Arístides wasn’t aware that anything was wrong; he thought his daughter was enjoying herself as much as he was. One evening he asked Rebecca to dance with him for the third time and she burst out crying. “Don’t you see what you’re doing, Father? If I dance with you all the time, I can’t keep step with anyone else.”

Arístides shamelessly spoiled Rebecca; he bought her everything she wanted, but in return he expected her to obey him in all things. She became a virtual prisoner; he never let her do anything on her own. When she wanted to do volunteer work at Presbyterian Hospital, he refused permission. When she was offered a job proofreading at
The Clarion,
San Juan’s largest newspaper, he called the owner on the telephone and pressured him not to hire her. When she wanted to visit her cousins in Boston, he wouldn’t allow it. After she graduated from high school, she wasn’t permitted to go to the university; she had to stay home and help Madeleine with the housework. Soon she was so bored she began to retreat into a fantasy world. When she turned sixteen, the ladies of the committee from the Spanish Casino fortunately paid her a visit. Who knows what would have happened to Rebecca if they hadn’t arrived with Buenaventura’s portrait in its red-velvet frame.

I suspect Rebecca’s difficult relations with her father were at the root of her advocacy of political independence for the island. I remember her telling me that when she was a child she had a stamp collection, and her favorite stamps were from France. Many of these commemorated the French Revolution and had the initials RF printed on them. As her full name was Rebecca Francisca, they were also her monogram. Blazing cannons, flying banners with cries such as “Long live the Republic!” or “Liberty, Equality, Fraternity!” in blue, white, and red completed the picture. Rebecca swore that one day she would gain her freedom and fly to all parts of the world, like the letters her stamps gave wings to. “Every woman should be a republic unto herself!” she often whispered into her pillow before she went to sleep at night.

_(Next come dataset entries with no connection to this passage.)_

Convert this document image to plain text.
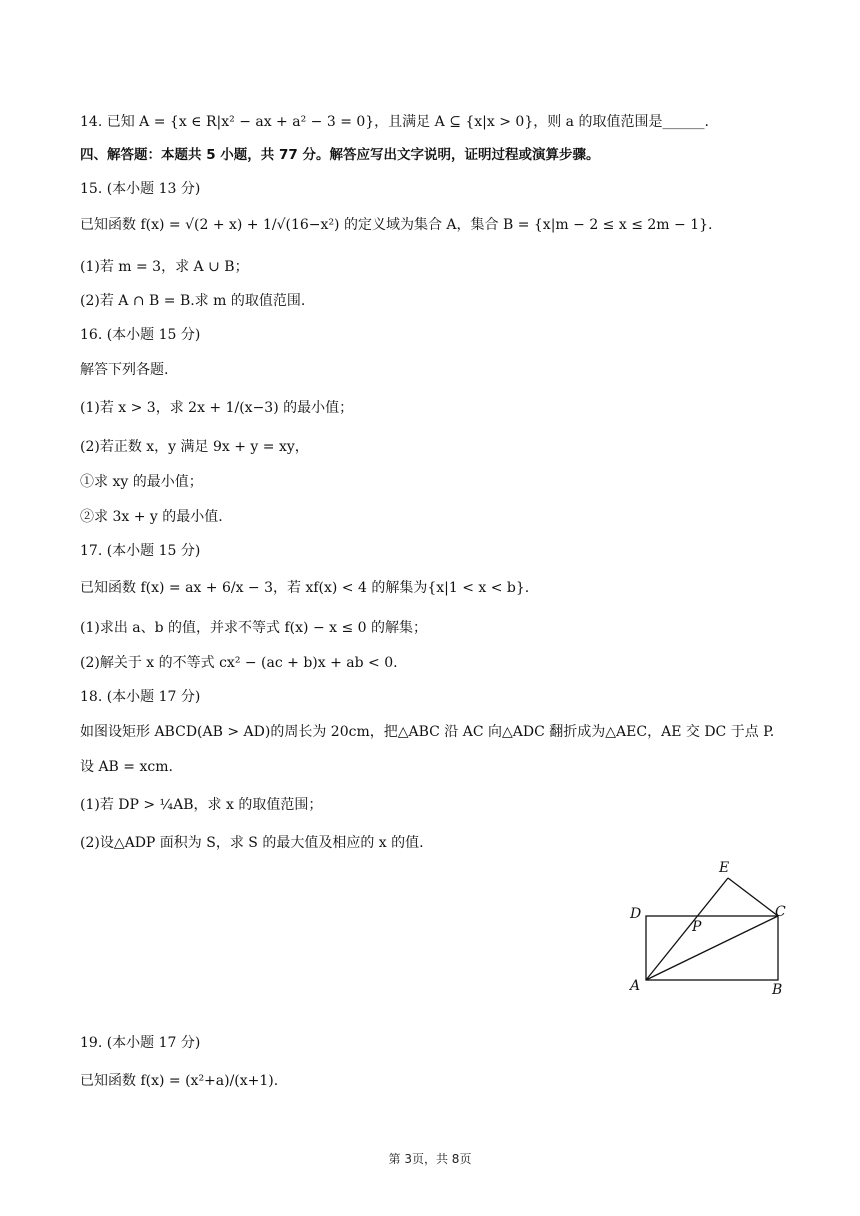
14. 已知 A = {x ∈ R|x² − ax + a² − 3 = 0}，且满足 A ⊆ {x|x > 0}，则 a 的取值范围是______.
四、解答题：本题共 5 小题，共 77 分。解答应写出文字说明，证明过程或演算步骤。
15. (本小题 13 分)
已知函数 f(x) = √(2 + x) + 1/√(16−x²) 的定义域为集合 A，集合 B = {x|m − 2 ≤ x ≤ 2m − 1}.
(1)若 m = 3，求 A ∪ B；
(2)若 A ∩ B = B.求 m 的取值范围.
16. (本小题 15 分)
解答下列各题.
(1)若 x > 3，求 2x + 1/(x−3) 的最小值；
(2)若正数 x，y 满足 9x + y = xy，
①求 xy 的最小值；
②求 3x + y 的最小值.
17. (本小题 15 分)
已知函数 f(x) = ax + 6/x − 3，若 xf(x) < 4 的解集为{x|1 < x < b}.
(1)求出 a、b 的值，并求不等式 f(x) − x ≤ 0 的解集；
(2)解关于 x 的不等式 cx² − (ac + b)x + ab < 0.
18. (本小题 17 分)
如图设矩形 ABCD(AB > AD)的周长为 20cm，把△ABC 沿 AC 向△ADC 翻折成为△AEC，AE 交 DC 于点 P.
设 AB = xcm.
(1)若 DP > ¼AB，求 x 的取值范围；
(2)设△ADP 面积为 S，求 S 的最大值及相应的 x 的值.
19. (本小题 17 分)
已知函数 f(x) = (x²+a)/(x+1).
E
D	C
P
A	B
第 3页，共 8页
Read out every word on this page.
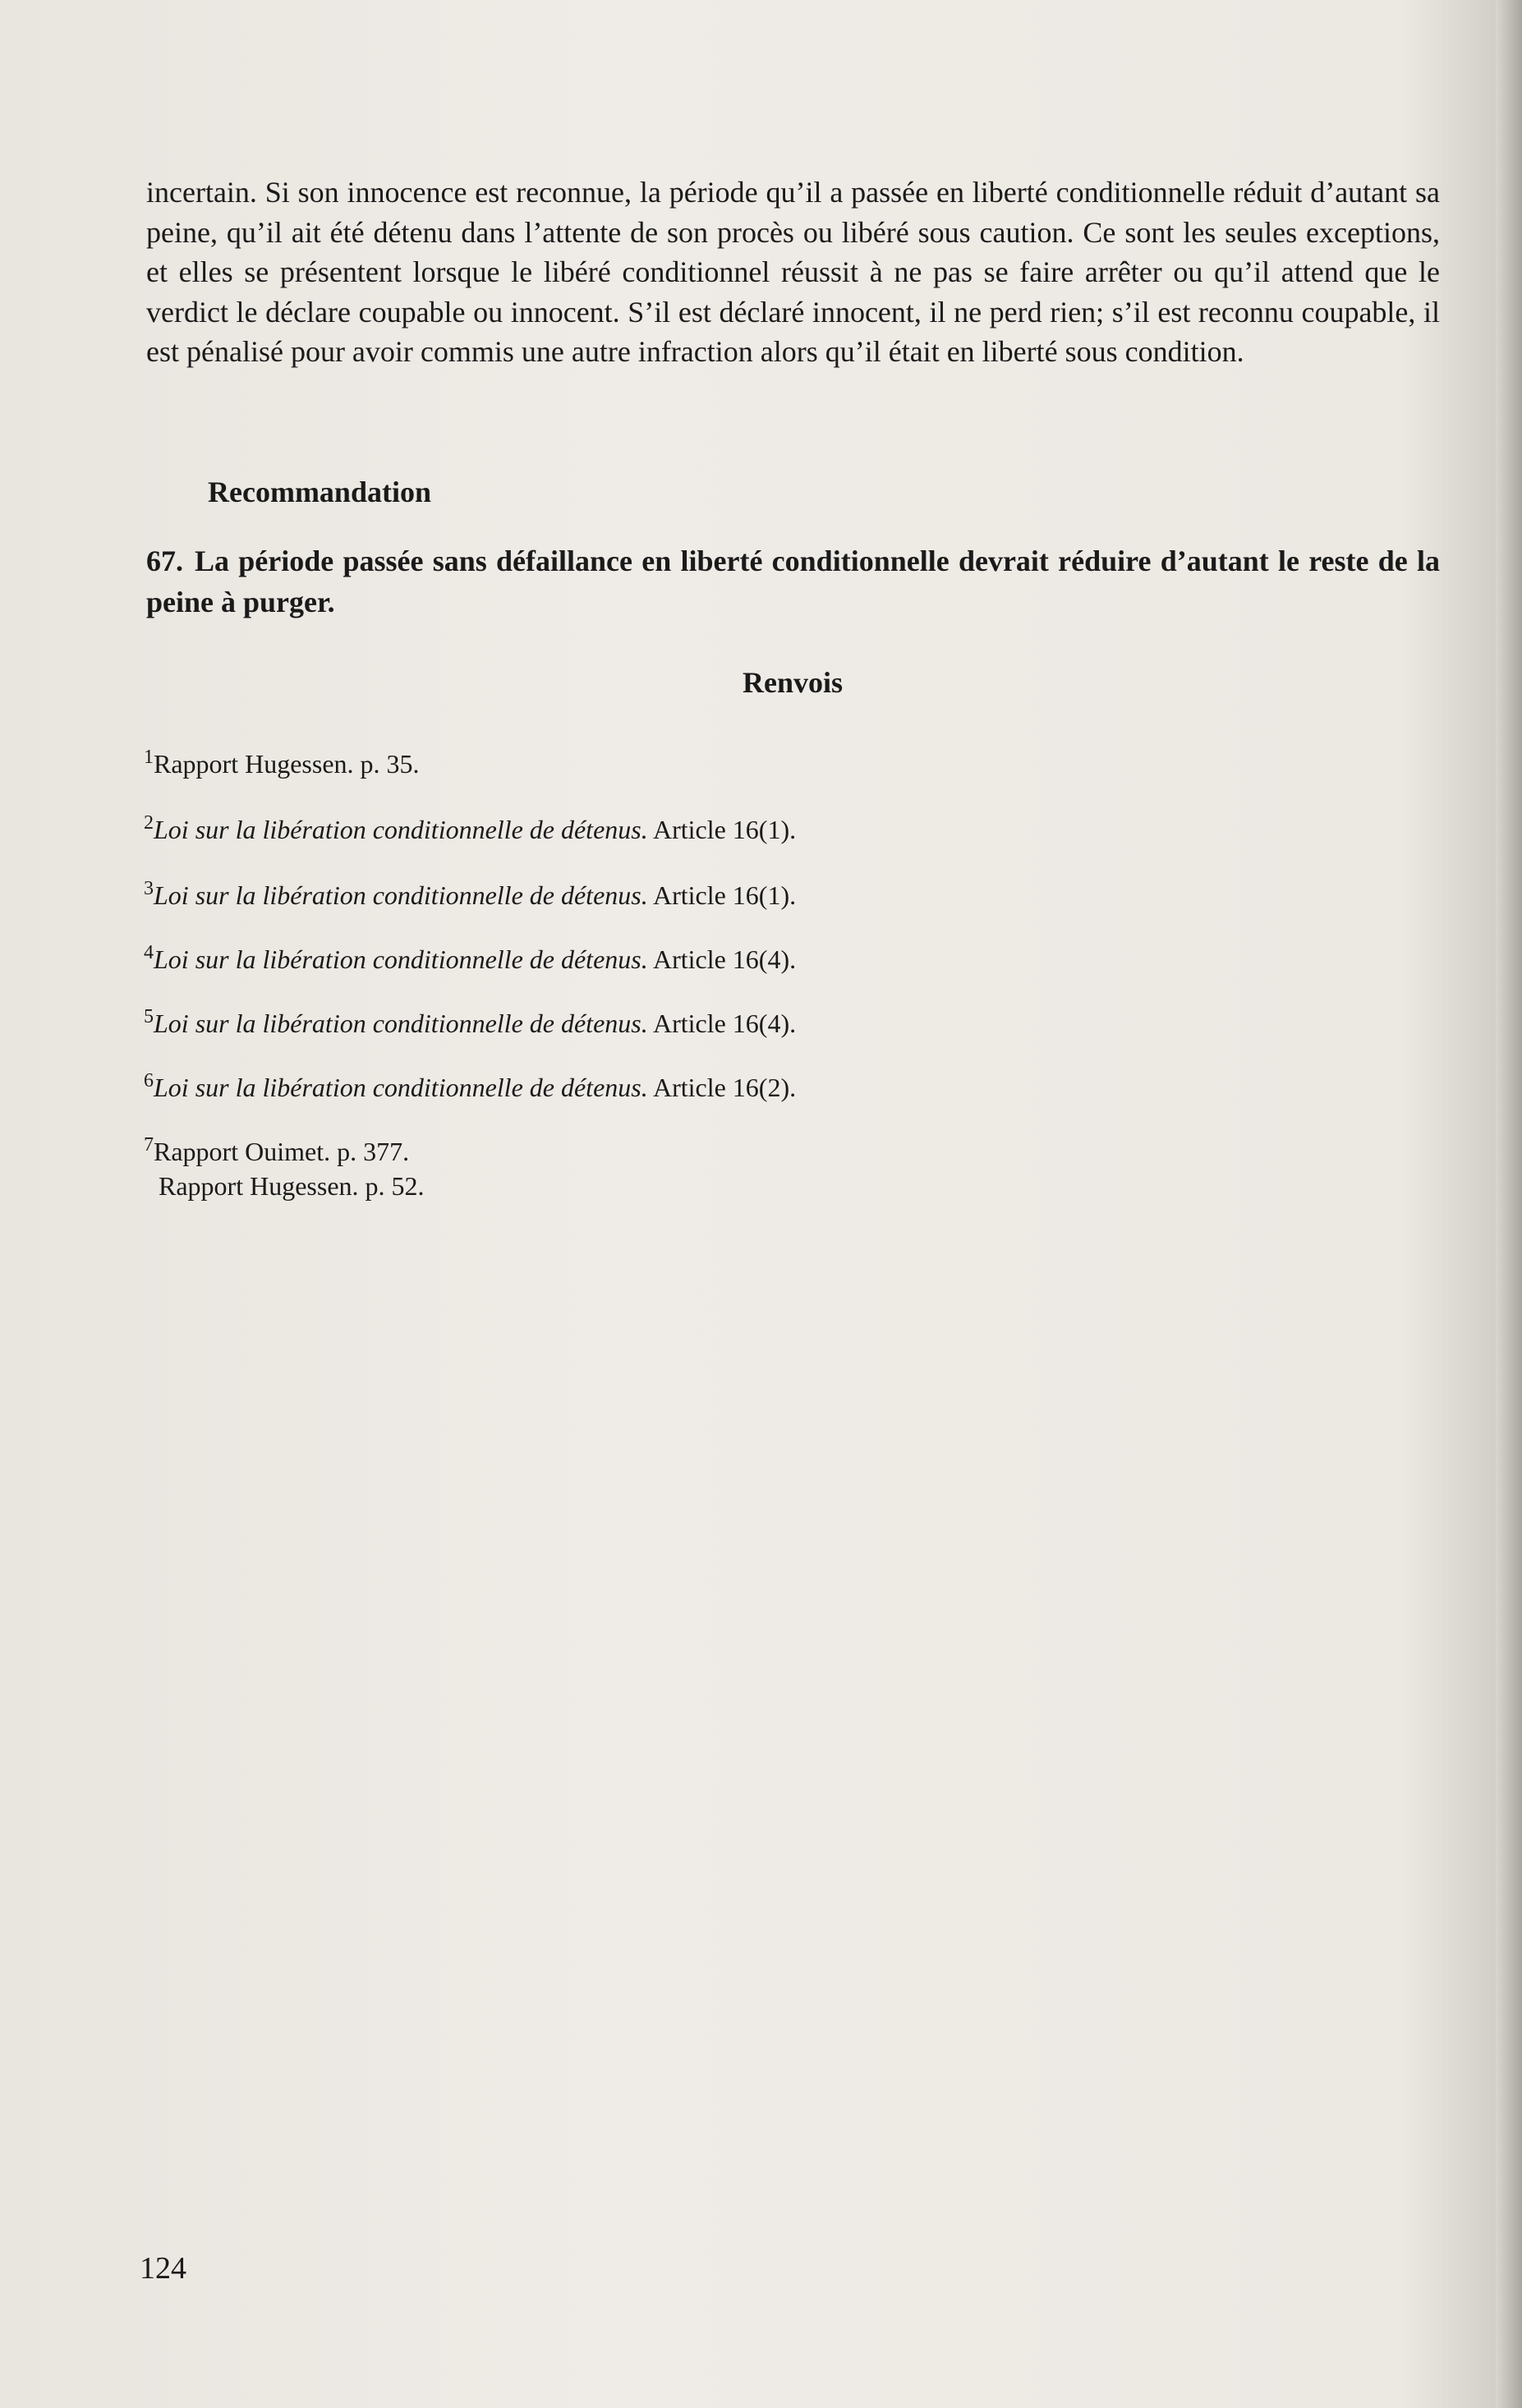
incertain. Si son innocence est reconnue, la période qu’il a passée en liberté conditionnelle réduit d’autant sa peine, qu’il ait été détenu dans l’attente de son procès ou libéré sous caution. Ce sont les seules exceptions, et elles se présentent lorsque le libéré conditionnel réussit à ne pas se faire arrêter ou qu’il attend que le verdict le déclare coupable ou innocent. S’il est déclaré innocent, il ne perd rien; s’il est reconnu coupable, il est pénalisé pour avoir commis une autre infraction alors qu’il était en liberté sous condition.

Recommandation

67. La période passée sans défaillance en liberté conditionnelle devrait réduire d’autant le reste de la peine à purger.

Renvois

$^1$Rapport Hugessen. p. 35.

$^2$Loi sur la libération conditionnelle de détenus. Article 16(1).

$^3$Loi sur la libération conditionnelle de détenus. Article 16(1).

$^4$Loi sur la libération conditionnelle de détenus. Article 16(4).

$^5$Loi sur la libération conditionnelle de détenus. Article 16(4).

$^6$Loi sur la libération conditionnelle de détenus. Article 16(2).

$^7$Rapport Ouimet. p. 377.

Rapport Hugessen. p. 52.

124
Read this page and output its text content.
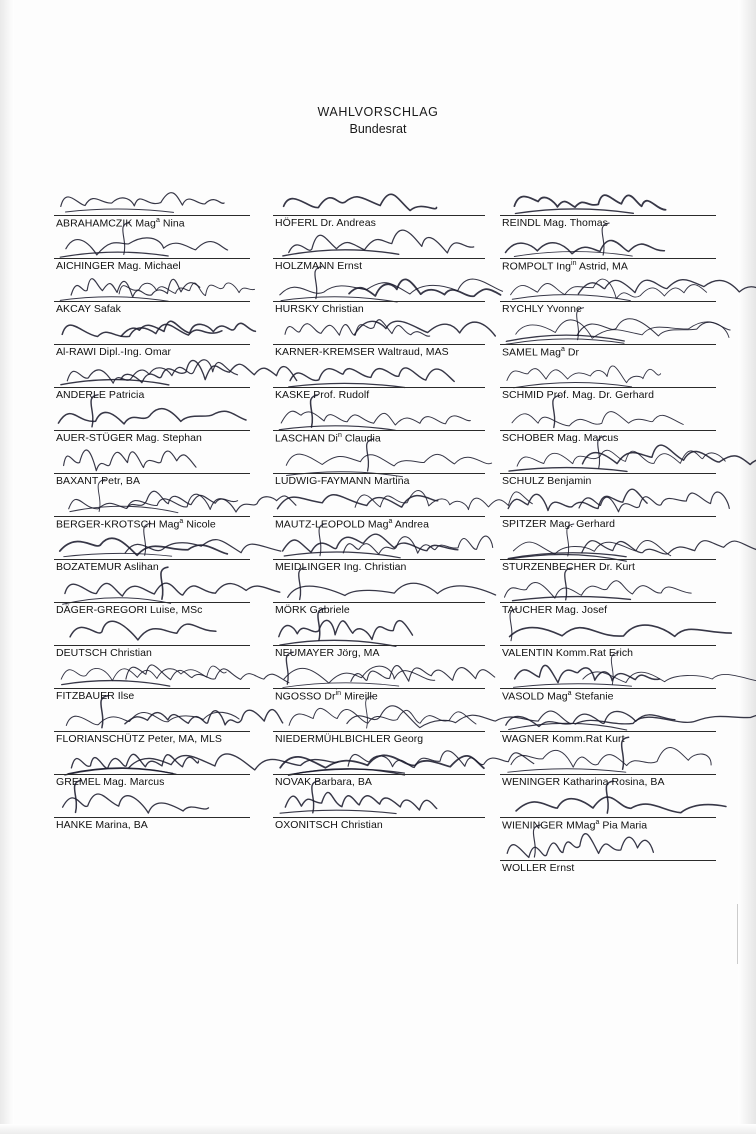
WAHLVORSCHLAG
Bundesrat
ABRAHAMCZIK Mag$^a$ Nina
AICHINGER Mag. Michael
AKCAY Safak
Al-RAWI Dipl.-Ing. Omar
ANDERLE Patricia
AUER-STÜGER Mag. Stephan
BAXANT Petr, BA
BERGER-KROTSCH Mag$^a$ Nicole
BOZATEMUR Aslihan
DÄGER-GREGORI Luise, MSc
DEUTSCH Christian
FITZBAUER Ilse
FLORIANSCHÜTZ Peter, MA, MLS
GREMEL Mag. Marcus
HANKE Marina, BA
HÖFERL Dr. Andreas
HOLZMANN Ernst
HURSKY Christian
KARNER-KREMSER Waltraud, MAS
KASKE Prof. Rudolf
LASCHAN Di$^n$ Claudia
LUDWIG-FAYMANN Martina
MAUTZ-LEOPOLD Mag$^a$ Andrea
MEIDLINGER Ing. Christian
MÖRK Gabriele
NEUMAYER Jörg, MA
NGOSSO $Dr^{in}$ Mireille
NIEDERMÜHLBICHLER Georg
NOVAK Barbara, BA
OXONITSCH Christian
REINDL Mag. Thomas
ROMPOLT Ing$^{in}$ Astrid, MA
RYCHLY Yvonne
SAMEL Mag$^a$ Dr
SCHMID Prof. Mag. Dr. Gerhard
SCHOBER Mag. Marcus
SCHULZ Benjamin
SPITZER Mag. Gerhard
STURZENBECHER Dr. Kurt
TAUCHER Mag. Josef
VALENTIN Komm.Rat Erich
VASOLD Mag$^a$ Stefanie
WAGNER Komm.Rat Kurt
WENINGER Katharina Rosina, BA
WIENINGER MMag$^a$ Pia Maria
WOLLER Ernst
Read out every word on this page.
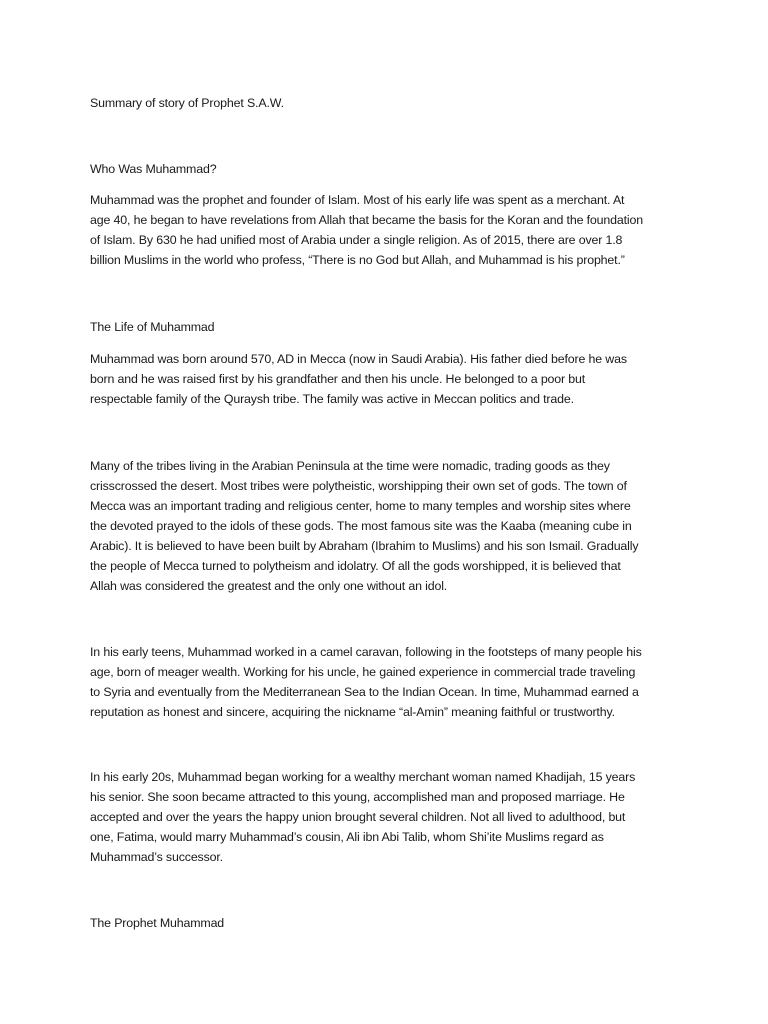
Summary of story of Prophet S.A.W.
Who Was Muhammad?

Muhammad was the prophet and founder of Islam. Most of his early life was spent as a merchant. At

age 40, he began to have revelations from Allah that became the basis for the Koran and the foundation

of Islam. By 630 he had unified most of Arabia under a single religion. As of 2015, there are over 1.8

billion Muslims in the world who profess, “There is no God but Allah, and Muhammad is his prophet.”

The Life of Muhammad

Muhammad was born around 570, AD in Mecca (now in Saudi Arabia). His father died before he was

born and he was raised first by his grandfather and then his uncle. He belonged to a poor but

respectable family of the Quraysh tribe. The family was active in Meccan politics and trade.

Many of the tribes living in the Arabian Peninsula at the time were nomadic, trading goods as they

crisscrossed the desert. Most tribes were polytheistic, worshipping their own set of gods. The town of

Mecca was an important trading and religious center, home to many temples and worship sites where

the devoted prayed to the idols of these gods. The most famous site was the Kaaba (meaning cube in

Arabic). It is believed to have been built by Abraham (Ibrahim to Muslims) and his son Ismail. Gradually

the people of Mecca turned to polytheism and idolatry. Of all the gods worshipped, it is believed that

Allah was considered the greatest and the only one without an idol.

In his early teens, Muhammad worked in a camel caravan, following in the footsteps of many people his

age, born of meager wealth. Working for his uncle, he gained experience in commercial trade traveling

to Syria and eventually from the Mediterranean Sea to the Indian Ocean. In time, Muhammad earned a

reputation as honest and sincere, acquiring the nickname “al-Amin” meaning faithful or trustworthy.

In his early 20s, Muhammad began working for a wealthy merchant woman named Khadijah, 15 years

his senior. She soon became attracted to this young, accomplished man and proposed marriage. He

accepted and over the years the happy union brought several children. Not all lived to adulthood, but

one, Fatima, would marry Muhammad’s cousin, Ali ibn Abi Talib, whom Shi’ite Muslims regard as

Muhammad’s successor.

The Prophet Muhammad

Years later, after she began to hold her literary soirées in the house on the lagoon, Rebecca’s artist friends were all Independentistas—albeit of the salon type. When they argued that the island should be a sovereign nation and cease being a territory of the United States, she agreed wholeheartedly. If she couldn’t be independent herself, she would say, at least her country should have control over its own destiny.

11
The Courage of Valentina Monfort

A
BBY WAS MY FAVORITE
Grandmother. She was petite, no more than five feet tall in her bare stockings, and she liked to remind you that Letizia Bonaparte, Napoleon’s mother, had been the same height. She had delicate features and her skin was as smooth as ivory. After Abuelo Lorenzo died, she always dressed in black and wore her gray hair pulled back in a knot, which made her coal-black eyes look even darker and livelier.

What I admired most was her presence of mind. She was convinced that greedy people always ended up badly. “Ambition,” she used to say to me, “is like a plague of termites. It makes inroads from father to son, from brother to brother, and before you know it, the beams of your own house are eaten through and through. Termites never sleep, they bore tunnels underground day and night until they finally reach the heart.”

Abby’s maiden name was Valentina Antongeorgi, and she was also of Corsican descent. She was born in San Juan in 1885; her father was a schoolteacher and her mother a social worker. Abby was preparing to be a nurse, but her mother died, and she had to take care of her younger brothers. She was forced to abandon her studies when she was sixteen and a sophomore in high school. The federal government had instituted health programs all over the island, teaching people the value of vaccines and modern sanitary methods, and she had planned to work in hygiene after her graduation. But she also enjoyed literature and music and took courses in both at school.

When Abby’s father remarried, her stepmother took over their house in Old San Juan, and Abby was practically relegated to the status of a servant. She had to cook, clean, and sweep the
zaguán
every day, because her stepmother was pregnant. The house was on San Justo Street, near the wharf. One day Abby was sitting on the balcony when Lorenzo Monfort rode by in his tilbury.

Lorenzo was a coffee planter from Adjuntas and he had come to San Juan to see about the arrival from France of a new crushing mill. One morning he rode by the house and saw Abby sitting there with a live chicken in her lap. She looked almost like a little girl, her features as delicate as porcelain. Her hands, though, were very strong, and as Lorenzo looked on, Abby took the chicken by the head, gave its neck a lightning twist, and in an instant the chicken was dead.

The next afternoon Lorenzo passed by the house again and heard someone playing the piano. He looked in through the window and saw the same girl, but this time her hands were flying up and down the keyboard as daintily as butterflies. He needed someone like that by his side, he thought, who could kill a chicken at devilish speed and play music like an angel. A few days later he went to see her father and asked for her hand. The year was 1903, and Abby considered herself very fortunate.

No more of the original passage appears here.